Mumbai, Oct. 10: A group of citizens and business leaders today issued an open letter urging “the urgent passage of a well-crafted Lokpal bill” but did not mention Anna Hazare or his version of the anti-corruption legislation.
The group appeared to suggest the current Lokpal bill was limited in its scope but still termed it a “small but critical step” in the battle against corruption. Its view of Hazare’s proposed Jan Lokpal bill remained unclear.
“It is imperative, however, that legislative reforms be constructively and constitutionally debated in a time-bound and orderly manner and not in uncivil and hostile environments,” said the letter, addressed just to “leaders”.

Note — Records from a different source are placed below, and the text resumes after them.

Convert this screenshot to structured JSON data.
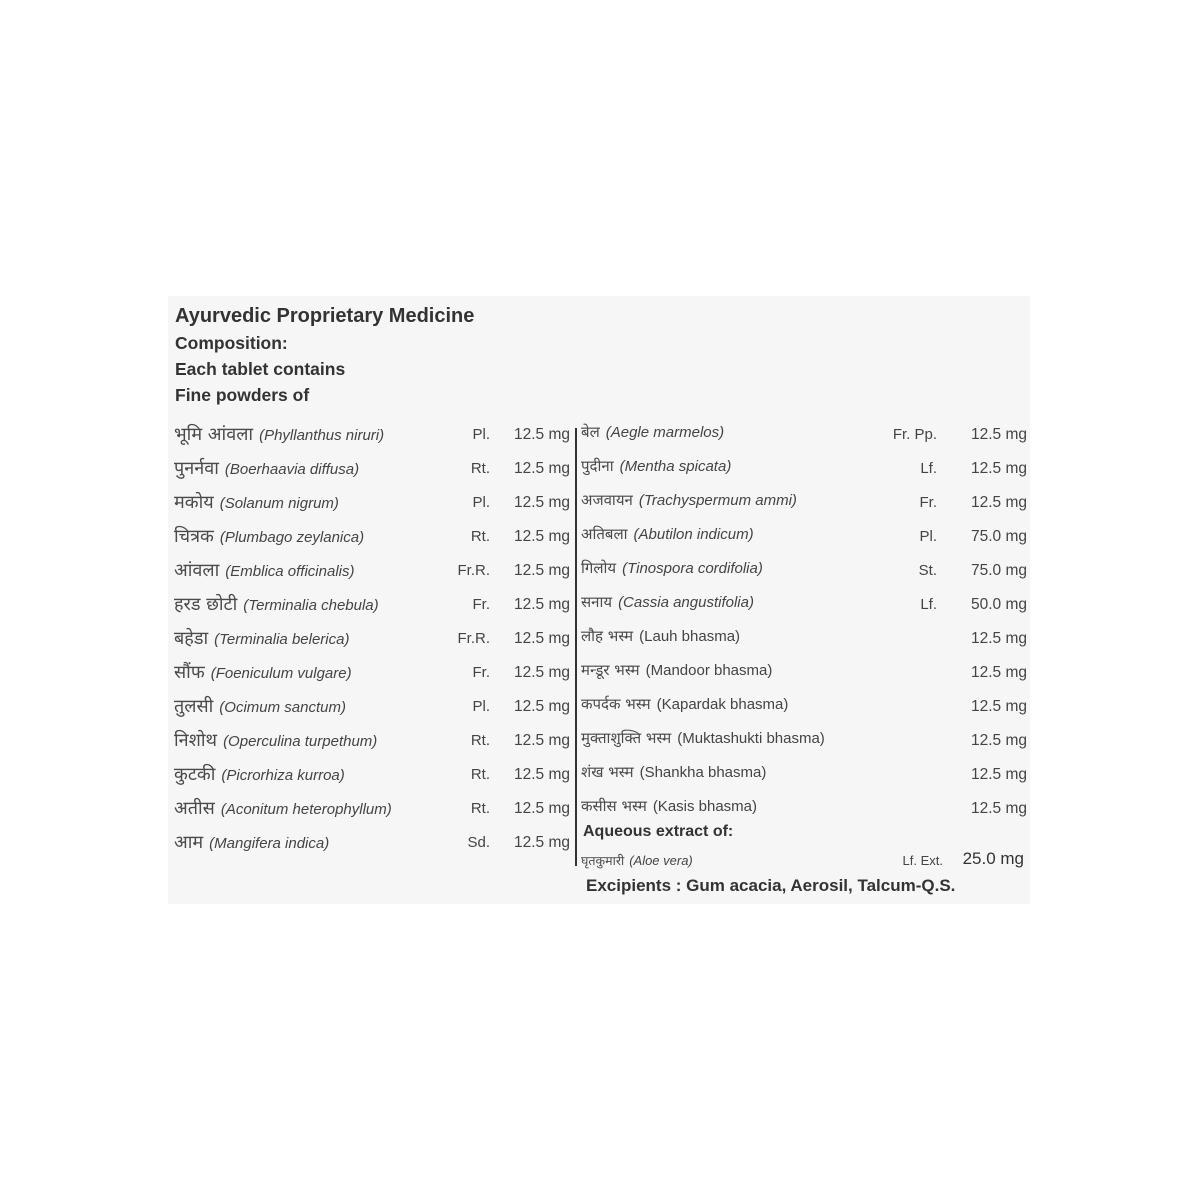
{
  "header": {
    "title": "Ayurvedic Proprietary Medicine",
    "composition": "Composition:",
    "each_tablet": "Each tablet contains",
    "fine_powders": "Fine powders of"
  },
  "left_items": [
    {
      "hindi": "भूमि आंवला",
      "latin": "(Phyllanthus niruri)",
      "part": "Pl.",
      "dose": "12.5 mg"
    },
    {
      "hindi": "पुनर्नवा",
      "latin": "(Boerhaavia diffusa)",
      "part": "Rt.",
      "dose": "12.5 mg"
    },
    {
      "hindi": "मकोय",
      "latin": "(Solanum nigrum)",
      "part": "Pl.",
      "dose": "12.5 mg"
    },
    {
      "hindi": "चित्रक",
      "latin": "(Plumbago zeylanica)",
      "part": "Rt.",
      "dose": "12.5 mg"
    },
    {
      "hindi": "आंवला",
      "latin": "(Emblica officinalis)",
      "part": "Fr.R.",
      "dose": "12.5 mg"
    },
    {
      "hindi": "हरड छोटी",
      "latin": "(Terminalia chebula)",
      "part": "Fr.",
      "dose": "12.5 mg"
    },
    {
      "hindi": "बहेडा",
      "latin": "(Terminalia belerica)",
      "part": "Fr.R.",
      "dose": "12.5 mg"
    },
    {
      "hindi": "सौंफ",
      "latin": "(Foeniculum vulgare)",
      "part": "Fr.",
      "dose": "12.5 mg"
    },
    {
      "hindi": "तुलसी",
      "latin": "(Ocimum sanctum)",
      "part": "Pl.",
      "dose": "12.5 mg"
    },
    {
      "hindi": "निशोथ",
      "latin": "(Operculina turpethum)",
      "part": "Rt.",
      "dose": "12.5 mg"
    },
    {
      "hindi": "कुटकी",
      "latin": "(Picrorhiza kurroa)",
      "part": "Rt.",
      "dose": "12.5 mg"
    },
    {
      "hindi": "अतीस",
      "latin": "(Aconitum heterophyllum)",
      "part": "Rt.",
      "dose": "12.5 mg"
    },
    {
      "hindi": "आम",
      "latin": "(Mangifera indica)",
      "part": "Sd.",
      "dose": "12.5 mg"
    }
  ],
  "right_items": [
    {
      "hindi": "बेल",
      "latin": "(Aegle marmelos)",
      "part": "Fr. Pp.",
      "dose": "12.5 mg"
    },
    {
      "hindi": "पुदीना",
      "latin": "(Mentha spicata)",
      "part": "Lf.",
      "dose": "12.5 mg"
    },
    {
      "hindi": "अजवायन",
      "latin": "(Trachyspermum ammi)",
      "part": "Fr.",
      "dose": "12.5 mg"
    },
    {
      "hindi": "अतिबला",
      "latin": "(Abutilon indicum)",
      "part": "Pl.",
      "dose": "75.0 mg"
    },
    {
      "hindi": "गिलोय",
      "latin": "(Tinospora cordifolia)",
      "part": "St.",
      "dose": "75.0 mg"
    },
    {
      "hindi": "सनाय",
      "latin": "(Cassia angustifolia)",
      "part": "Lf.",
      "dose": "50.0 mg"
    }
  ],
  "bhasma_items": [
    {
      "hindi": "लौह भस्म",
      "latin": "(Lauh bhasma)",
      "dose": "12.5 mg"
    },
    {
      "hindi": "मन्डूर भस्म",
      "latin": "(Mandoor bhasma)",
      "dose": "12.5 mg"
    },
    {
      "hindi": "कपर्दक भस्म",
      "latin": "(Kapardak bhasma)",
      "dose": "12.5 mg"
    },
    {
      "hindi": "मुक्ताशुक्ति भस्म",
      "latin": "(Muktashukti bhasma)",
      "dose": "12.5 mg"
    },
    {
      "hindi": "शंख भस्म",
      "latin": "(Shankha bhasma)",
      "dose": "12.5 mg"
    },
    {
      "hindi": "कसीस भस्म",
      "latin": "(Kasis bhasma)",
      "dose": "12.5 mg"
    }
  ],
  "aqueous": {
    "label": "Aqueous extract of:",
    "hindi": "घृतकुमारी",
    "latin": "(Aloe vera)",
    "part": "Lf. Ext.",
    "dose": "25.0 mg"
  },
  "excipients": "Excipients : Gum acacia, Aerosil, Talcum-Q.S."
}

“Disruption, both in Parliament and outside, is socially debilitating and erodes public confidence,” it added.
Among the signatories were Azim Premji of Wipro, Deepak Parekh of HDFC Bank, Anu Aga of Thermax, Jamshyd Godrej of Godrej & Boyce, former RBI governor Bimal Jalan, Mahindra patriarch Keshub Mahindra, and Justices Sam N. Variava and B.N. Srikrishna.
The letter said the Lokpal bill was aimed at addressing “episodic corruption” but was unlikely to have a significant impact on “insidious and demeaning” day-to-day graft.
“We support the need for the urgent passage of a well-crafted Lokpal bill by Parliament.... We, however, believe that the Lokpal bill is only one small but critical step in the national task of weeding out the plague of corruption in India,” it said.
The group made a specific suggestion to follow a UK law in making it punishable to “offer, receive and fail to prevent bribery”.
This was the group’s second open letter this year. The first, issued on January 17, had focused on the growing governance deficit, rising corruption, environmental challenges, and the need to distinguish between “dissent” and “disruption”.
Today, the group also called for land, judicial, electoral, police and economic reforms, and said more judges needed to be appointed and fast-track courts set up to properly implement the Lokpal bill.
The letter backed environmental protection, adding that delayed and deadlocked environmental clearances slowed down investment proposals and hampered economic growth. It backed online auction of natural resources.